Probability Theory: The Logic of Science , E. T.Jaynes Cambridge U. Press, New York, 2003. $65.00 (727 pp.). ISBN 0-521-59271-2

Forty years ago, I read a review by Edwin Jaynes. In it, he highly recommended a little book by Richard Cox, The Algebra of Probable Inference (Johns Hopkins U. Press, 1961). Cox’s book transformed my view of probability theory and enriched my career as a physicist, and Jaynes’s Probability Theory , which takes Cox’s work as a foundation piece, can do the same for readers today.

Probability theorists can be divided into two schools: the frequency school and the degree-of-belief school. Jaynes belongs to a subclass that I would call the “objective degree-of-belief” school. A probability P (A|B) is taken to denote the rational degree of belief that proposition A is true given the information in statement B. The probability is a numerical measure of plausibility, and the number is arrived at by objective methods. Much as Cox did, Jaynes conceives of “probability theory as extended logic,” a consistent and powerful method of drawing inferences from information that is too meager to permit deductions.

Of course, frequencies play a significant role, but they are not the defining element of Jaynes’s system. Rather, probabilities in his sense enable one to estimate observable frequencies and to calculate other traditional statistical items, such as confidence intervals. Broadly speaking, all topics that arise in orthodox statistics appear in Jaynes’s framework but are seen by him in a different light. Derivations and logical status are also different. Moreover, Jaynes’s derivations are typically far more compelling than those in orthodox statistics, in part because they emerge from the systematic application of a single Bayesian principle.

In case readers of this review are skeptical about whether degree of belief can provide an adequate concept for probability theory in physics, let me note that both Cox and Jaynes were physicists who did both experiments and theory. In addition, Erwin Schrödinger espoused such a view of probability theory—and so did the geophysicist Sir Harold Jeffreys.

Jaynes worked on radar during World War II. He wrote his thesis on ferroelectricity under Eugene Wigner at Princeton University and then spent a decade on the faculty at Stanford University. He spent the long remainder of his life at Washington University in St. Louis, Missouri. His book emerged from 40 years of exploration in probability theory; thus the range of topics is extensive—dauntingly so for a reviewer.

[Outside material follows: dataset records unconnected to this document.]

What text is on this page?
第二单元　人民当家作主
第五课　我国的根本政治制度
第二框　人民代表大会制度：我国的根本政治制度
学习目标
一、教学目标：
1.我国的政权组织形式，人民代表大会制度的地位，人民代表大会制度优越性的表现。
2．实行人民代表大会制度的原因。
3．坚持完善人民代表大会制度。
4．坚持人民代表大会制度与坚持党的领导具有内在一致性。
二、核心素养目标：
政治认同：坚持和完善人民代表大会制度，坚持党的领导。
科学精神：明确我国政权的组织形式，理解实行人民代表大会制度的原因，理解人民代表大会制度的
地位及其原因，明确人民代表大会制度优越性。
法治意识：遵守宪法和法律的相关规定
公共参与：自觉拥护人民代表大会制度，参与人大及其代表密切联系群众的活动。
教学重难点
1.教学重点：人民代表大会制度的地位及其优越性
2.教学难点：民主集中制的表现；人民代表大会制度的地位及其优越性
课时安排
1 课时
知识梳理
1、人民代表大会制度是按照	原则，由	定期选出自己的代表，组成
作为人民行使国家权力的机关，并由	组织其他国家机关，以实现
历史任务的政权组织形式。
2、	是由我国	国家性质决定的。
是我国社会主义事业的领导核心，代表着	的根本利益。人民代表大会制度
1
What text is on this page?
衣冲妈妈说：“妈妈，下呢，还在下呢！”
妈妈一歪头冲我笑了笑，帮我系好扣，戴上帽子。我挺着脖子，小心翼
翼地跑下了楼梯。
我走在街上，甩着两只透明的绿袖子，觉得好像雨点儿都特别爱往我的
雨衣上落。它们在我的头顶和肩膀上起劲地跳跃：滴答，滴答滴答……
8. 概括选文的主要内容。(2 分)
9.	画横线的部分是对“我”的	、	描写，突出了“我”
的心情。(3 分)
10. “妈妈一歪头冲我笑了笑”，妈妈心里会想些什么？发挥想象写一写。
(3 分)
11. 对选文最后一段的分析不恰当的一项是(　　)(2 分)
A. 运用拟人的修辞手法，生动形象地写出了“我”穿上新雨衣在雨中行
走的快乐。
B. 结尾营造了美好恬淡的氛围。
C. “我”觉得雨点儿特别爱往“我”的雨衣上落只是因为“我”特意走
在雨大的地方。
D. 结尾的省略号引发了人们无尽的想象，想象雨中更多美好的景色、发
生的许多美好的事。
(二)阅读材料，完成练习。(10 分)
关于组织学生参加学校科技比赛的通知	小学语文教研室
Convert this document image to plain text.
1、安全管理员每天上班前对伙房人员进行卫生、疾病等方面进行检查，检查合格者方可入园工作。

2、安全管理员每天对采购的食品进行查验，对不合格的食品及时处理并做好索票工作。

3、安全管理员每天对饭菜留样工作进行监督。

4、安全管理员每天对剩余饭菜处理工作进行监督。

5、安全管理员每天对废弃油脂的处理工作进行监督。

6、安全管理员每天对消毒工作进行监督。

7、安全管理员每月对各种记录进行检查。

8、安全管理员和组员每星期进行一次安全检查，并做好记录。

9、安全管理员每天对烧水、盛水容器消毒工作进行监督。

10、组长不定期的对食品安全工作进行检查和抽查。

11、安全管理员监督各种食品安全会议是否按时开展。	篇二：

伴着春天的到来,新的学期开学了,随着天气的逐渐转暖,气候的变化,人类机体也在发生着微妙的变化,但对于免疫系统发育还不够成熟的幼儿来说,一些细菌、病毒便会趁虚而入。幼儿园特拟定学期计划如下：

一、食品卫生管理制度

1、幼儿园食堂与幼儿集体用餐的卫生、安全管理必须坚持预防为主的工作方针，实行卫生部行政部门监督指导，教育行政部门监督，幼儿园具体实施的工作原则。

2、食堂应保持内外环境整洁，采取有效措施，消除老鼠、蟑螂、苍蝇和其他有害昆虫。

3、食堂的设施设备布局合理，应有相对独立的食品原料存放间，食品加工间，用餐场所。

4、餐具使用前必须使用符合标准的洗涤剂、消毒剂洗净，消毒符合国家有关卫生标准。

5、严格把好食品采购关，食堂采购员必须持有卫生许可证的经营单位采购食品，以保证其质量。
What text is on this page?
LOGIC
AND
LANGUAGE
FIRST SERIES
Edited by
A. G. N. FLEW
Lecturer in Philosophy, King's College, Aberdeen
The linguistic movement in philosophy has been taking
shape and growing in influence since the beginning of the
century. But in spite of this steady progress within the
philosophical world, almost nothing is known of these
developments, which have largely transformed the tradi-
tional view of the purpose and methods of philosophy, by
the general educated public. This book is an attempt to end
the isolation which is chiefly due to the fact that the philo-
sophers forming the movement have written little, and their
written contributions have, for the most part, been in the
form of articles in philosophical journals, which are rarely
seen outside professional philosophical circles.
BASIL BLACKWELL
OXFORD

Chapters 1 and 2 lay the foundations of probability theory as logic; the 600 remaining pages cover diverse content: Sampling theory, hypothesis testing, parameter estimation, sufficient statistics, probability and frequency in repetitive experiments, the maximum entropy principle, ignorance priors, decision theory, principles and pathology of orthodox statistics, physical measurement, and model comparison are examples of the topics covered.

Clearly, no systematic review of this book is possible in a few columns of print. Instead, let me mention three aspects that I found notable. First, the use of “prior” probability distributions to encapsulate initial information is characteristic of Bayesian probability theory. Too often, such priors emerge as unnormalizable probability distributions. Jaynes confronts extensively the task of determining priors and discusses forthrightly the problem of normalizability.

Second, Jaynes’s digressions and opinions add spice. He had a reputation for strong opinions, and he does not hide his sentiments in this book. I particularly enjoyed his remark about Rudolf Carnap: “But he suffered from one of the standard occupational diseases of philosophers; his exposition wanders off into abstract symbolic logic without ever considering a specific real example.”

The third notable aspect is that the book is a tapestry of two interwoven themes: a critique of orthodox statistics and an exposition of Jaynes’s version of Bayesian probability theory. The combination produces hard reading for the inexperienced. However, for those with some background in any form of probability theory, the mixture is both illuminating and entertaining.

In part, Jaynes proposes to show that Bayesian methods reproduce the best in orthodox statistics and eliminate the dubious or flawed. He approaches that goal by way of examples. Therein lies a great strength: Rather than presenting a mere clash of ideologies, Jaynes offers readers a comparison of competing results. Should one accept all of Jaynes’s claims at face value? No. But in more than 600 pages of careful reading, I quarreled with only a handful of assertions.

When Jaynes died in 1998, he left the incomplete manuscript of his book to be prepared for publication by a former student, G. Larry Bretthorst, who has done a fine job editing it. In his preface, Jaynes expresses hope that the book will serve as either a textbook or a reference work. I am skeptical about both uses. The book lacks the economy of presentation that distinguishes a good textbook. Jaynes’s work is useful as a reference for those who are already converted and experienced, but not for the uninitiated—and harried—researcher. The investment of time to get through preliminaries would be prohibitive.

In the context of Physics Today’s readership, the actual audience is more likely to consist of graduate students with an intellectual curiosity about probability theory or faculty members with the luxury of a sabbatical in which to immerse themselves in a new way of approaching statistical problems. For both groups, the rewards of reading Probability Theory can be immense.